China is hard at work for the modern-day battlefield. It is preparing expendable attack drones or flying artillery shells for modern day warfare for which it is buying Kamikaze drones.
News Agency ANI says that China is looking at two types of suicide drones. It quotes Michael Peck's article in The National Interest that US ally Israel initially taught China about suicide drones. China got its first taste of suicide drones when Israel sold it the Harpy system in the 1990s, to the displeasure of the then US government.
https://nationalinterest.org/
The article cites an announcement on a Chinese military procurement website which says that the Chinese military wants two types of suicide drones. The technical specifications of the drones and the number to be purchased are not mentioned. Peck says in his article that drone manufacturers in China have products that are likely to satisfy the demands of the Chinese army.
In 2018, China Aerospace unveiled the CH-901, with specifications at approximately 4 feet in length, 20 pounds of weight, 150 km per hour speed, 15 km range and an endurance of two hours. The larger WS-43 is a 500-pound weapon with a range of 60 km and an endurance of 30 minutes.
In military parlance, these are called "loitering munitions" as these weapons seek to bridge the gap between artillery shells and drones like the US's Reaper and Predator. The latter are big and expensive unmanned aircraft.
Loitering munitions have a propeller, wings, a warhead, and a camera. They orbit an area, scanning it with cameras to identify targets and transmit those to the operator. The operator identifies a target and gives instructions to the drone, which then dives on the target.

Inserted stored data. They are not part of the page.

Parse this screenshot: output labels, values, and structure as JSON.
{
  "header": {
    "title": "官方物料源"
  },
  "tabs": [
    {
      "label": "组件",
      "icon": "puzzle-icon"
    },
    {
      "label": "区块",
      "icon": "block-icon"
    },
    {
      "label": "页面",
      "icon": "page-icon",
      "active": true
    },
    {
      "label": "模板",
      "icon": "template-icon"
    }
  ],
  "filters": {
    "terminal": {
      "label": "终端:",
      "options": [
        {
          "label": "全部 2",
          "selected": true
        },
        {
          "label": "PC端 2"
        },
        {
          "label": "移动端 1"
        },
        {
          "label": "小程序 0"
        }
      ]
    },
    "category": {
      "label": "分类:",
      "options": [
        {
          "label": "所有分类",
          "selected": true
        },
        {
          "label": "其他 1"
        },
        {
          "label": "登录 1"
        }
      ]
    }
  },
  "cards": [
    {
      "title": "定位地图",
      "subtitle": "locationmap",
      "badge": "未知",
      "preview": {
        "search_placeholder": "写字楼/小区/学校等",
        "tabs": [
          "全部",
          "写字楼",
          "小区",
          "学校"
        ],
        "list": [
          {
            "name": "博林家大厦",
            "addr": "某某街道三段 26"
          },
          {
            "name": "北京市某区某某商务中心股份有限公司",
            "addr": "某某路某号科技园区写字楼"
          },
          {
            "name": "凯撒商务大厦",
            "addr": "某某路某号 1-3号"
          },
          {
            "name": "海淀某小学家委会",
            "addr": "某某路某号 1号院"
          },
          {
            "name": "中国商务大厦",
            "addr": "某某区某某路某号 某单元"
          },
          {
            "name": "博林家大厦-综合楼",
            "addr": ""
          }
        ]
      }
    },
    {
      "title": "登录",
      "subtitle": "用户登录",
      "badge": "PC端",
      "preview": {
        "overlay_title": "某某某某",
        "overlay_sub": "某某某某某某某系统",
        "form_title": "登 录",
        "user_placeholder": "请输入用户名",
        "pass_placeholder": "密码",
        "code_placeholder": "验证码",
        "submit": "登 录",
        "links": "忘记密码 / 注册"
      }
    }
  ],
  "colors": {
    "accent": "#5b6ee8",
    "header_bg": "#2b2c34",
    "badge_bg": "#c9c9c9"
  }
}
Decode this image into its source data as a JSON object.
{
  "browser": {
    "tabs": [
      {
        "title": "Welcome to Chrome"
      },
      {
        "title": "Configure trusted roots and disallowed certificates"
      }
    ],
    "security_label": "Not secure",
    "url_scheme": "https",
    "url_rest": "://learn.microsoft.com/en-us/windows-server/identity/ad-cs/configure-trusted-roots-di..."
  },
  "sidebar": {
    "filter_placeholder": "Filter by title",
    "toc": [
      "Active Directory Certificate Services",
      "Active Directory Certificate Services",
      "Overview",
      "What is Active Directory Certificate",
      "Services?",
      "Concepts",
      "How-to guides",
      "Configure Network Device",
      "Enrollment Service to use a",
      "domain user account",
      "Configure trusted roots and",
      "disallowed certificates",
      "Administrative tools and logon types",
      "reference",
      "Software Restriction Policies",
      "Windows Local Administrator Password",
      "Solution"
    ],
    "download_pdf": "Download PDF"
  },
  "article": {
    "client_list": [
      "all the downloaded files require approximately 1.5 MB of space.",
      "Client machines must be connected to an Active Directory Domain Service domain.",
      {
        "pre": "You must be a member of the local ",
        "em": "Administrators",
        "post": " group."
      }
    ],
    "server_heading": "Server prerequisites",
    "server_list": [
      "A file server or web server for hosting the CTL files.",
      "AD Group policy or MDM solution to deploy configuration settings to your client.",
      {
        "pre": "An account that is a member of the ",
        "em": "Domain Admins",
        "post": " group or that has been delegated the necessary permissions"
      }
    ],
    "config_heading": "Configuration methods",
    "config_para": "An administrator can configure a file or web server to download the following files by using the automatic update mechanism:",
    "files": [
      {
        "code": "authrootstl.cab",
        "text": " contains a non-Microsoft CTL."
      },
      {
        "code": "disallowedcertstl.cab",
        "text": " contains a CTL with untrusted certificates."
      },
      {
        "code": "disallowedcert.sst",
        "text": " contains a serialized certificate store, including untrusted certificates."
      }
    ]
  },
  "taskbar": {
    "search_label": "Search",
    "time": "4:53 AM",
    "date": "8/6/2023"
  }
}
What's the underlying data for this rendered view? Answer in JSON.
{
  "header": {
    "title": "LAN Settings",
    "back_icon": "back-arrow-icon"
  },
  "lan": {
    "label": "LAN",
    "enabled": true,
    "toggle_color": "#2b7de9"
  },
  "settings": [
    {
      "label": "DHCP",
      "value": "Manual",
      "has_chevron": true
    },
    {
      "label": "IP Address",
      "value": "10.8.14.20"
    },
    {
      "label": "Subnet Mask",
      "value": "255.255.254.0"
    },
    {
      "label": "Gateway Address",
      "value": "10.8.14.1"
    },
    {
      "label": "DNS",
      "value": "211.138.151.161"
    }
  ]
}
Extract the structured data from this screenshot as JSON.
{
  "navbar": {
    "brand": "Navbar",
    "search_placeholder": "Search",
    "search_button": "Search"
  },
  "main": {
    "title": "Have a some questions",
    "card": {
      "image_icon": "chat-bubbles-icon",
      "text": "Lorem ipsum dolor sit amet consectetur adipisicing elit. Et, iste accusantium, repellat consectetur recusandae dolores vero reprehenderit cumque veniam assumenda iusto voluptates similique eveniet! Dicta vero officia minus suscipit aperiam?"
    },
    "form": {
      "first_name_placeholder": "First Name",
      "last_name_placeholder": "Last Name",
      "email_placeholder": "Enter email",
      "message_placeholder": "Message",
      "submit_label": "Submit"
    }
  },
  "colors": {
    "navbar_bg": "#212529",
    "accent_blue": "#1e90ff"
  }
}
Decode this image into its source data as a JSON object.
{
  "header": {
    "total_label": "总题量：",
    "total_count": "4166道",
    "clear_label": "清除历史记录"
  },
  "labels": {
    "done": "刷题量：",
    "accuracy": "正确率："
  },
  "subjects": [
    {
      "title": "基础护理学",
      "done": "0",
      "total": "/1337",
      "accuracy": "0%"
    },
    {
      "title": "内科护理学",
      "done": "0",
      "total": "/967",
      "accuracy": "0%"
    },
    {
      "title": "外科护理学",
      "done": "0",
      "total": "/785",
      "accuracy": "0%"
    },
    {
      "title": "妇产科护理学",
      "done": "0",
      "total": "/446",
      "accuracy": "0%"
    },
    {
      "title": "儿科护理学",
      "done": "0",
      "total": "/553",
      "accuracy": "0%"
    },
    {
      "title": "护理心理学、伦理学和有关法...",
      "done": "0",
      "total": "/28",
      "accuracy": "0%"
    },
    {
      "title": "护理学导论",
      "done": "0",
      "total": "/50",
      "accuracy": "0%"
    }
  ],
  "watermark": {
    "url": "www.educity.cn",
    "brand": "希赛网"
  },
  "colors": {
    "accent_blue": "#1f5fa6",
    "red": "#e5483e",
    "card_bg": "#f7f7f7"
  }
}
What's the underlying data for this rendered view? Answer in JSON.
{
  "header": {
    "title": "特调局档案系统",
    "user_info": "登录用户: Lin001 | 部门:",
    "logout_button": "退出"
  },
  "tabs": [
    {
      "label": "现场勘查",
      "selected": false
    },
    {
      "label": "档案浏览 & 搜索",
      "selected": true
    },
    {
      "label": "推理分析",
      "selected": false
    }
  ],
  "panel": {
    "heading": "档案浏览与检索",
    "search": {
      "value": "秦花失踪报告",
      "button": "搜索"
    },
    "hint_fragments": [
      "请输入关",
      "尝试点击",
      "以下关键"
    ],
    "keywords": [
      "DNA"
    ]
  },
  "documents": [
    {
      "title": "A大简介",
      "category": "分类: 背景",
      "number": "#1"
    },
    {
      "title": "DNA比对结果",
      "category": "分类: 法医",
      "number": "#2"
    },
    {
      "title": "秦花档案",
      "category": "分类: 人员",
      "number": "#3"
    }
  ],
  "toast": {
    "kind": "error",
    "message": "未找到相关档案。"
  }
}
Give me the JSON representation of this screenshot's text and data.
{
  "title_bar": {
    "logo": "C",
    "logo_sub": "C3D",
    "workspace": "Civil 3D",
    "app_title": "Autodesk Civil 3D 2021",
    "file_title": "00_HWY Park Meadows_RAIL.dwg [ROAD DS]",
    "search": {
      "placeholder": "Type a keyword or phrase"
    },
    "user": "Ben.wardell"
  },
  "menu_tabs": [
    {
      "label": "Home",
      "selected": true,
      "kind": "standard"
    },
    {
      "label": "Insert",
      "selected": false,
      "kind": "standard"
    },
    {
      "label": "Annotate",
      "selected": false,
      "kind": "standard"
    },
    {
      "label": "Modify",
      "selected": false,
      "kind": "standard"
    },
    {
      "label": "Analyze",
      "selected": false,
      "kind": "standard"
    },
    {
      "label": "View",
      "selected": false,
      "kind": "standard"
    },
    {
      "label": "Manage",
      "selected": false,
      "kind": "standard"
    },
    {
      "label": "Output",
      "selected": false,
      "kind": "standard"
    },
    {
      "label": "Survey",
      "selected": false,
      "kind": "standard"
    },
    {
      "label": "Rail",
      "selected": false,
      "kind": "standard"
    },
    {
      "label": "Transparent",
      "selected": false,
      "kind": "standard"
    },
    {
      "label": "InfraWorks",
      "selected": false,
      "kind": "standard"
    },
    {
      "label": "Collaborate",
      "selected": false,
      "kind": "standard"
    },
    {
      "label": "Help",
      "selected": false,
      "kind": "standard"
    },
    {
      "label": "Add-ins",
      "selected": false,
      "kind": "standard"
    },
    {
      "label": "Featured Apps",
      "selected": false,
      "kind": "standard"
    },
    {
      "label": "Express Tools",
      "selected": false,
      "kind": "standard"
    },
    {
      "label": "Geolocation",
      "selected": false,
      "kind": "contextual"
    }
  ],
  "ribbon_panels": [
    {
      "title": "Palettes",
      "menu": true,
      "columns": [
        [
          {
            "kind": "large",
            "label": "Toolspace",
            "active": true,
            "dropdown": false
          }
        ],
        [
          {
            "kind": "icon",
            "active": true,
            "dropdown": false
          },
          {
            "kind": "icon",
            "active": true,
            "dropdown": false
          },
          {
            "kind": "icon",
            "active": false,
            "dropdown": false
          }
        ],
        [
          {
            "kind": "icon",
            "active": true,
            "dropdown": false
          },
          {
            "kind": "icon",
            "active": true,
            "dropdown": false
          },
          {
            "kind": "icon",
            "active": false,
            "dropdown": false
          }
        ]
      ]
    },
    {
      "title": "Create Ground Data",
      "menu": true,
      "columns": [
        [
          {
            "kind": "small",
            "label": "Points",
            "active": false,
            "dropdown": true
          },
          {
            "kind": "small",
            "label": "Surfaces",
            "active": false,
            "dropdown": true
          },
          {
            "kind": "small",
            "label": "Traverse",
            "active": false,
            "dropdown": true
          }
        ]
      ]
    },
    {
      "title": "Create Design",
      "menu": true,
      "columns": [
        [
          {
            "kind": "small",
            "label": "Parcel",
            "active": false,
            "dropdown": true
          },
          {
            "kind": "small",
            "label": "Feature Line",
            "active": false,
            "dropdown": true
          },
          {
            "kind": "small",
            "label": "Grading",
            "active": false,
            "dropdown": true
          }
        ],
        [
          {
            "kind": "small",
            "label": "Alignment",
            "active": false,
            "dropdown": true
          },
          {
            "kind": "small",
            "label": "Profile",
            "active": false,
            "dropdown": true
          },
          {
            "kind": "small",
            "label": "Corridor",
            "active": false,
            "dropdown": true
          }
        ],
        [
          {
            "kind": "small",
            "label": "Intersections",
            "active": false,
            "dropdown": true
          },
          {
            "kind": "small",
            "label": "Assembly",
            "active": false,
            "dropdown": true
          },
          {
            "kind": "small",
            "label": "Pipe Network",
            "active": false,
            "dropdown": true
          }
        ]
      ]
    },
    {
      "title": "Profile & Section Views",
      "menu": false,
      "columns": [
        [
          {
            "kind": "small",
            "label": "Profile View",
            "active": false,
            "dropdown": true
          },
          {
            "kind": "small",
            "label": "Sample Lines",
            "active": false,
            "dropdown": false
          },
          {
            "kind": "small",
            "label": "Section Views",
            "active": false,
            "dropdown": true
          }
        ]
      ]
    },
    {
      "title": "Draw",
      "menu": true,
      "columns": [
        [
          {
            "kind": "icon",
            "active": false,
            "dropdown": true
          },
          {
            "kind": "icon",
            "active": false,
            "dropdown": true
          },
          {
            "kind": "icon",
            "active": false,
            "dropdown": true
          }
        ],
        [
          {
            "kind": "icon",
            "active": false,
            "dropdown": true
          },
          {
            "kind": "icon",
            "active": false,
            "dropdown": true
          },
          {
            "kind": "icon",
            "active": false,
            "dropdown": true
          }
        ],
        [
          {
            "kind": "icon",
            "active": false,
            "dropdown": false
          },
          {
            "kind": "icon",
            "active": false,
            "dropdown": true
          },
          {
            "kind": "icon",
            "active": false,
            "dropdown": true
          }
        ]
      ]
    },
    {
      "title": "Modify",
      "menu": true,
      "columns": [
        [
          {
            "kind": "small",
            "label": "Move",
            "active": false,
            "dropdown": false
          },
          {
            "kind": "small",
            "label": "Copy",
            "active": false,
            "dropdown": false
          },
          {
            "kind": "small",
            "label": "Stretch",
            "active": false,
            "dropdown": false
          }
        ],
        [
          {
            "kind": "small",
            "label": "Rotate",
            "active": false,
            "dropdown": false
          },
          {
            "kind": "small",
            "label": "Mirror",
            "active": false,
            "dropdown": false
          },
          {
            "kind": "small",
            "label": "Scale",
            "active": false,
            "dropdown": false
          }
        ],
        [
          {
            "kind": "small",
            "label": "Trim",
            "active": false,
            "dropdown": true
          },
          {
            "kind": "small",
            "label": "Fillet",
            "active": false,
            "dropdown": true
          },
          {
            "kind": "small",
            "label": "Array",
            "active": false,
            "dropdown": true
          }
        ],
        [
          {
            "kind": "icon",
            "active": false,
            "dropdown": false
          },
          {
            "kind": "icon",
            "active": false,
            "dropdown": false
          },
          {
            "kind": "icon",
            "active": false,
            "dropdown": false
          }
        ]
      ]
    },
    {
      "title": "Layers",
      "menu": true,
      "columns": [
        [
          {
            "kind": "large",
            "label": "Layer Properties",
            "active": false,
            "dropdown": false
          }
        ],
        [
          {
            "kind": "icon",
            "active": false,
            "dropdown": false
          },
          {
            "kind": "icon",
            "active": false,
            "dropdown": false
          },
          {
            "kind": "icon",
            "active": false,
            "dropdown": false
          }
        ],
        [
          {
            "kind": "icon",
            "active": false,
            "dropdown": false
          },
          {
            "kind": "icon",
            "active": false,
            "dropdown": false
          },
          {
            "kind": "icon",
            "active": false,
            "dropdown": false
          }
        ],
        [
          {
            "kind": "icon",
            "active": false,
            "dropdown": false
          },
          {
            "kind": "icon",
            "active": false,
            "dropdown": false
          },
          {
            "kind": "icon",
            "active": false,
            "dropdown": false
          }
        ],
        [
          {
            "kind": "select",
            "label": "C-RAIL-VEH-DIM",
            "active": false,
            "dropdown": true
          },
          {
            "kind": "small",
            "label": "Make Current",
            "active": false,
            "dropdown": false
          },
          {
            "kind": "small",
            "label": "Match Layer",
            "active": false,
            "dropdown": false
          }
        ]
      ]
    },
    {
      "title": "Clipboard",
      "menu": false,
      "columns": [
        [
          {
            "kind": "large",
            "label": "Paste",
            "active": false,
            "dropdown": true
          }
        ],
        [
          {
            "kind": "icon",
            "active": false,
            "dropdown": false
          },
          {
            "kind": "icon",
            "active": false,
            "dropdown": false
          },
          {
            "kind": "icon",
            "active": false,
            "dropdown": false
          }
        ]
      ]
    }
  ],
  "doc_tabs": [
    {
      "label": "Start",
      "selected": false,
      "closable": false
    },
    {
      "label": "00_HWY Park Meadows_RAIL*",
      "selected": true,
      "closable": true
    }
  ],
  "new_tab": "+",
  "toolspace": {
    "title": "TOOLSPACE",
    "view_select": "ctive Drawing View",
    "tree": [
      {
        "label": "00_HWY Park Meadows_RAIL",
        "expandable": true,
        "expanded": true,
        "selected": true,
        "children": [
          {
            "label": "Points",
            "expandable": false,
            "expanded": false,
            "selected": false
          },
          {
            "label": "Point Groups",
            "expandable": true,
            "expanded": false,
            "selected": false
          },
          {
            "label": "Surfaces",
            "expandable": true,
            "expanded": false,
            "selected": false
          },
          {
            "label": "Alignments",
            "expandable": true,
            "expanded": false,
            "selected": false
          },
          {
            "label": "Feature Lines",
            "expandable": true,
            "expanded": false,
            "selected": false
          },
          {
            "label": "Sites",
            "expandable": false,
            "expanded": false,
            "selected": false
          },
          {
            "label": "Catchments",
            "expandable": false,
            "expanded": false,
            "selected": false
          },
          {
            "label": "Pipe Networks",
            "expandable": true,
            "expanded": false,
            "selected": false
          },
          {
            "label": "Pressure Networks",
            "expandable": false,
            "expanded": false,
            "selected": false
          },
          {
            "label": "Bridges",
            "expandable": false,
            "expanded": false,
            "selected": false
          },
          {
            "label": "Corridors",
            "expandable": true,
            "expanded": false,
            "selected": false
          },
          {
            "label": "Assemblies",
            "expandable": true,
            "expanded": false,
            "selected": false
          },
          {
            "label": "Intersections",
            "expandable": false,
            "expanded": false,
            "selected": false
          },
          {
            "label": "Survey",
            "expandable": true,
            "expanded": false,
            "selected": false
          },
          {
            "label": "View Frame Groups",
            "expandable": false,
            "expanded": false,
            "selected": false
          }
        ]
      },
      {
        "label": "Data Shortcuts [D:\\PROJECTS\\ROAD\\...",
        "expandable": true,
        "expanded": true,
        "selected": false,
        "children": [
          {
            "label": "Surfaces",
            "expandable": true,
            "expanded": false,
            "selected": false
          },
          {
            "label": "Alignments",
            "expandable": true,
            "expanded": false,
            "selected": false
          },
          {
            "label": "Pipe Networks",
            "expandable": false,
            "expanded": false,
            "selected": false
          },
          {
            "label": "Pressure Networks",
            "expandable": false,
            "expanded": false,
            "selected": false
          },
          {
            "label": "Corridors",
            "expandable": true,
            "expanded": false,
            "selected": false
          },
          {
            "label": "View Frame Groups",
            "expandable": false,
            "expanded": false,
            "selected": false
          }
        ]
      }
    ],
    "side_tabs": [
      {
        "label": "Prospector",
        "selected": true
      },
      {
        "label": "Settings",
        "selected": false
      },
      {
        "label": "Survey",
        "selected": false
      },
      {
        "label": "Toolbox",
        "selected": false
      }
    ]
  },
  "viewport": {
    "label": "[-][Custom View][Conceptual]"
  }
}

The munitions are versatile and can be carried in a backpack. A soldier can use this weapon while confronting an enemy on a hill slope. The soldier takes the Switchblade from his backpack and destroys the target.
It can even be flown into an identified part of a building through a window to keep civilian casualties low and to protect the building from extensive damage.
The National Interest article describes Israel's Harpy as a much larger weapon. Probably the world's first suicide drone, the 300-pound Harpy has a range of up to 250 miles and an endurance of two hours. But unlike a missile, it can stalk an area for hours, waiting for an unwary operator to switch on a radar before it autonomously flies toward the target.
With China ambitiously and aggressively pursuing military interests in its neighbourhood and even further away, countries across the world will have to take into account the new warfare systems that China is developing.
Drones can be hard to tackle, as was observed in the Azerbaijan-Armenia conflict last year, which completely turned around the outcome of the war.
The National Interest sounds out a dire warning—with China exporting its arms prolifically around the world, its drones may even reach "hotspots such as Africa and the Middle East".